The two headline promises – tax cuts and the JobMaker incentive for employers – will give positive jolts to the rental market and property investors, and provide more cash for those seeking loans to buy a home.
The Government left negative gearing and capital gains tax untouched. There was discussion within Opposition ranks at the last election of ending or paring back both incentives.
However, abandoning negative gearing would be a disaster for the rental market, creating a glut of properties for sale while increasing rents because of short supply – outcomes this budget has sought to avoid.
The Federal Government will invest in bolstering immigration, which has long been a significant influence on property values. The nation’s diminishing birth rate is regarded as a long-term threat to property values, so homeowners should welcome this move.
Another big play is the creation of an extra 10,000 places in the First Home Loan Deposit Scheme on condition that only new homes are purchased.
This is a boost for first-time buyers who already benefit from record-low interest rates, state government grants and stamp duty discounts.
The latest changes mean new buyers will need only a 5% deposit instead of the 20% that had been required to avoid lenders’ mortgage insurance. The Federal Government will guarantee up to 15% of the loan. These measures alone will contribute $800 million in economic activity, according to the budget papers.
It’s important to remember that encouraging first-time buyers fortifies all property values – all boats rise on a high, as they say.
There’s no extension to the $680 million HomeBuilder scheme, which was created earlier this year and promoted as a tradie-led recovery.
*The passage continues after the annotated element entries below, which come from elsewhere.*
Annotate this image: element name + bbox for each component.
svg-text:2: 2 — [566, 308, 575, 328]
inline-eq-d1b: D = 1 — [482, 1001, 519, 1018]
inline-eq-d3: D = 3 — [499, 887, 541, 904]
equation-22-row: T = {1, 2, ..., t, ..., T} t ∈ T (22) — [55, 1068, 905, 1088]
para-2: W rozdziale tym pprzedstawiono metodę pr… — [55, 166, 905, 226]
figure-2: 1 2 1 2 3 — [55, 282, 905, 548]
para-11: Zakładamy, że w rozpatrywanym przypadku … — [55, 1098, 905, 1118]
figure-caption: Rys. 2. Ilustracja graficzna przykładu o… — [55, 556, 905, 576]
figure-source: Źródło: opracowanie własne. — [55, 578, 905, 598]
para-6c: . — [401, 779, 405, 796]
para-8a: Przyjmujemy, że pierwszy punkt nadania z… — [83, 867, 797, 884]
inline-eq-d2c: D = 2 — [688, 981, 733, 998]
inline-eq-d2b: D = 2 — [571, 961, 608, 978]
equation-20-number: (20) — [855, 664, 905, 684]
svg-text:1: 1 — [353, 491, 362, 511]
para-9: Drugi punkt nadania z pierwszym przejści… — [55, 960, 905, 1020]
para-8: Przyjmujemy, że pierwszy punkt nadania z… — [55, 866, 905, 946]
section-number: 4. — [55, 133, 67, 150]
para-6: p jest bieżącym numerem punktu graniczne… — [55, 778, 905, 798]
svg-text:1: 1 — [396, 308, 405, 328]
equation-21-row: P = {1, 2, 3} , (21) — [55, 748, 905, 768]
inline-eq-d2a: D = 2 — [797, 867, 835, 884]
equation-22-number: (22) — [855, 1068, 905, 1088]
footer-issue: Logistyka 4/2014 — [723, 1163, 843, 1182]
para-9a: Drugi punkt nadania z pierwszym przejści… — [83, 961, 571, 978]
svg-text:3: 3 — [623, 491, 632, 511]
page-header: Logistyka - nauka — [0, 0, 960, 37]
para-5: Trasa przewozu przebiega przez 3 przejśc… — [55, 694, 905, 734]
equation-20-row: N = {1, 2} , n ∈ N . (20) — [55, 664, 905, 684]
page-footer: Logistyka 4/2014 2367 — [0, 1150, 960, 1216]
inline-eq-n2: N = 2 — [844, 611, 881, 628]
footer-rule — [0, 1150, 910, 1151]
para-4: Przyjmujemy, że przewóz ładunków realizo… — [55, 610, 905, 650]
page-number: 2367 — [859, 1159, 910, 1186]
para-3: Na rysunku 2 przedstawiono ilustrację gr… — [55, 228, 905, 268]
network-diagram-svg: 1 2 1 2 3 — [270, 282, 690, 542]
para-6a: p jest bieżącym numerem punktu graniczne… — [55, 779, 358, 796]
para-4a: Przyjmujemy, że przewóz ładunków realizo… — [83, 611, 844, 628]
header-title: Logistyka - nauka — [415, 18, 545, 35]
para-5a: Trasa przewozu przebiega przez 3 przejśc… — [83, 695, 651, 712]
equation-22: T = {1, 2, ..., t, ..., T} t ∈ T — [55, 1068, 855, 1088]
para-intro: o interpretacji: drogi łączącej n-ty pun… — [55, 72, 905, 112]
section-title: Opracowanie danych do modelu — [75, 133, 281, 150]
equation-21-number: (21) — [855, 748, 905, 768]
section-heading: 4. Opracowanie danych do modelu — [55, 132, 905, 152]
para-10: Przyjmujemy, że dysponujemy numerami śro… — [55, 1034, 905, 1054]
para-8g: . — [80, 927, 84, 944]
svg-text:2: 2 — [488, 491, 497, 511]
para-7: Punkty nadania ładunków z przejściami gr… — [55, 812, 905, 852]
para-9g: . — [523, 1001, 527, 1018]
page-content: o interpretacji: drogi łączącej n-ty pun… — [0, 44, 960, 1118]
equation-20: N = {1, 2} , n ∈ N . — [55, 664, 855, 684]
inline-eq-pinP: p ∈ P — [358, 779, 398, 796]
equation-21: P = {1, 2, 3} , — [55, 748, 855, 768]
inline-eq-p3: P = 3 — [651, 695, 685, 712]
Budget papers say it’s done its job but will support construction activity into next year.
The $5.5 billion small business package – one of the pillars of the budget – will undoubtedly help construction firms and those companies supplying services to the property sector.
There’s also good news for homeowners who provide accommodation to elderly family members or those who are disabled. No capital gains tax will now be applied to accommodation extensions such as a granny flat if the tax office accepts a formal written notice.
Here are some of the other highlights that serve to support the property market.
- No change to taxes relating to investment properties. Capital gains tax and negative gearing have been untouched – great news for homeowners and property investors.
- An additional $1 billion through the National Housing Finance and Investment Corporation to support the construction of affordable housing.
- Indigenous Business Australia to receive an additional $150 million for the Indigenous Home Ownership Program that will issue 360 construction loans in regional Australia.
- Additional funding for the Australian Bureau of Statistics, whose contribution to property data and the decision we all make based on its figures should not be underestimated.